On Sunday evening, the city reported a 24-hour average air quality index (AQI) of 259, which was lowest for the day before Diwali in seven years.
However, pollution levels crept up at night amid a drop in temperature and wind speed as people burst firecrackers in several parts of the national capital and the number of farm fires rose to 1,318, the highest this season so far.
Delhi’s AQI stood at 301 at 8 am on Monday.
Twenty of the 35 monitoring stations in the city recorded the air quality in the “very poor” category, while the Anand Vihar station reported “severe” pollution levels (AQI 401).
The Delhi administration had on Saturday issued an order banning private construction in Anand Vihar and neighbouring areas considering the spike in air pollution levels there.
The neighbouring cities of Ghaziabad (302), Noida (302), Greater Noida (285), Gurugram (271) and Faridabad (256) reported poor to very poor air quality.
An AQI between zero and 50 is considered “good”, 51 and 100 “satisfactory”, 101 and 200 “moderate”, 201 and 300 “poor”, 301 and 400 “very poor”, and 401 and 500 “severe”.
SAFAR, a forecasting agency under the Union Ministry of Earth Sciences, had earlier predicted that the air quality may deteriorate to “very poor” on Monday morning (Diwali) due to calm winds and low temperatures which allow rapid accumulation of pollutants in the air.
It will continue to remain “very poor” if no firecrackers are burst, it said In case firecrackers are burst like last year, the air quality may plunge to “severe” levels on the night of Diwali itself and continue to remain in the “red” zone for another day, the System of Air Quality and Weather Forecasting and Research (SAFAR) had predicted.
Diwali is being celebrated across the country on Monday.
The contribution of stubble burning to Delhi’s PM2.5 pollution has so far remained low (up to five per cent) due to a slow transport-level wind speed.

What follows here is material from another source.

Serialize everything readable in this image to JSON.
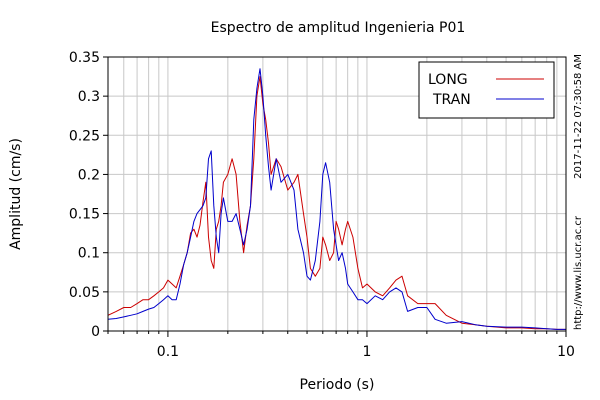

But, it is likely to increase to eight percent on Monday.
Gufran Beig, founder project director, SAFAR, said the transport-level wind direction and speed is likely to become “very favourable” for transport of smoke from stubble burning from Monday afternoon.

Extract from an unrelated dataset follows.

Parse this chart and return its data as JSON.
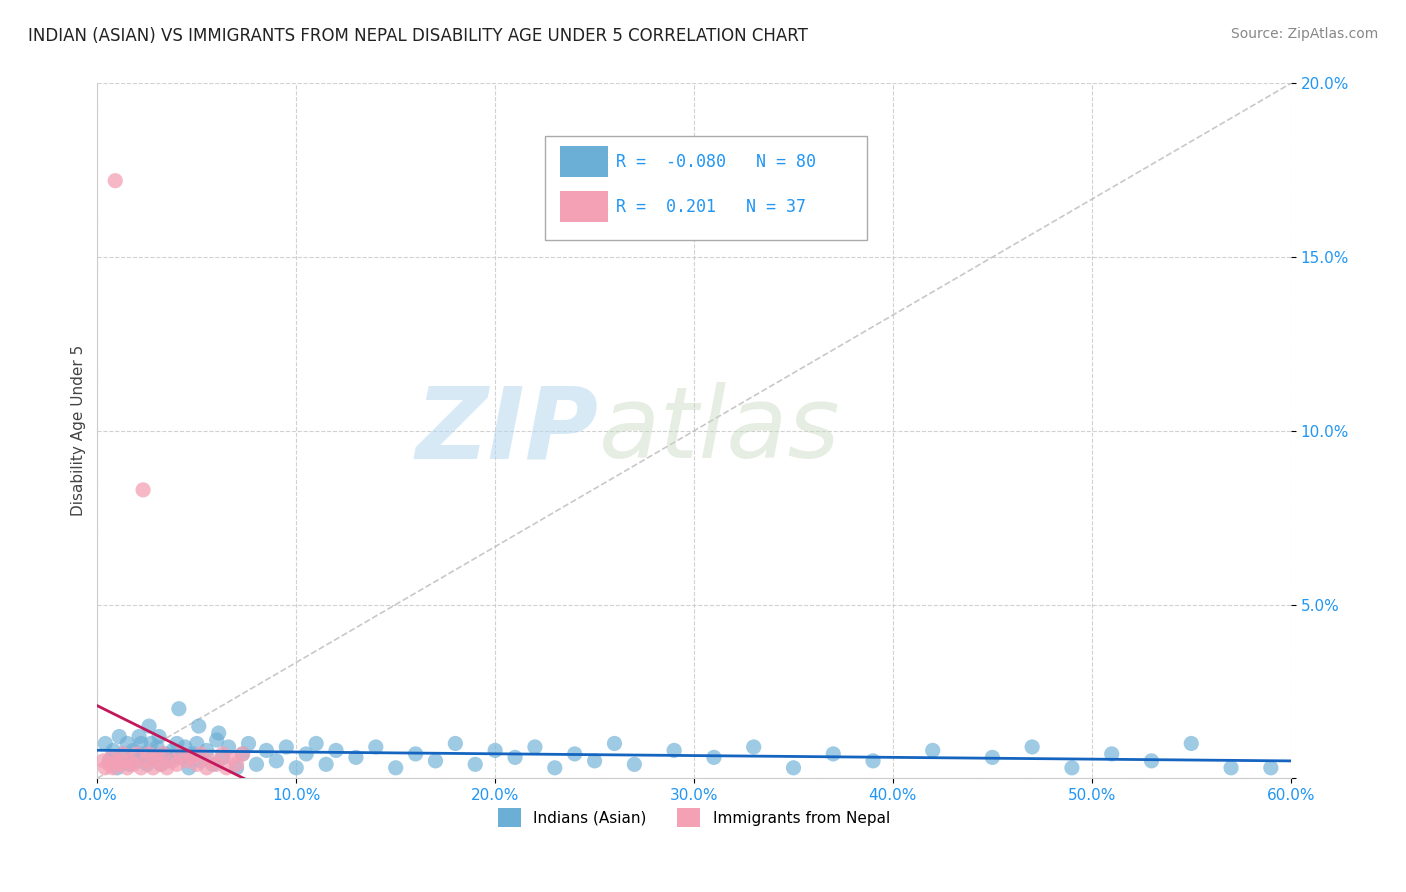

“It will increase the share of stubble burning in Delhi’s PM2.5 pollution to 15-18 per cent on October 25 and push the air quality into the ‘severe’ category,” he said.
The Indian Agricultural Research Institute reported 902 farm fires in Punjab, 217 in Haryana and 109 in Uttar Pradesh on Sunday evening.
According to the Centre for Research on Energy and Clean Air (CREA), intensive stubble burning is expected in the following weeks, further increasing Delhi’s PM2.5 level which is around 110 microgram per cubic metre already.
People burst firecrackers in several parts of Delhi on Sunday night flouting the ban imposed by the Delhi government with impunity.
Environment Minister Gopal Rai had earlier said bursting of firecrackers on Diwali in the city will attract jail term up to six months and a fine of Rs 200.
He said production, storage and sale of firecrackers here will be punishable with a fine of up to Rs 5,000 and three years in jail under Section 9B of the Explosives Act.
A total of 408 teams have been set up to implement the ban. The Delhi Police has set up 210 teams under assistant commissioners of police, while the revenue department has set up 165 teams and the Delhi Pollution Control Committee has constituted 33 teams.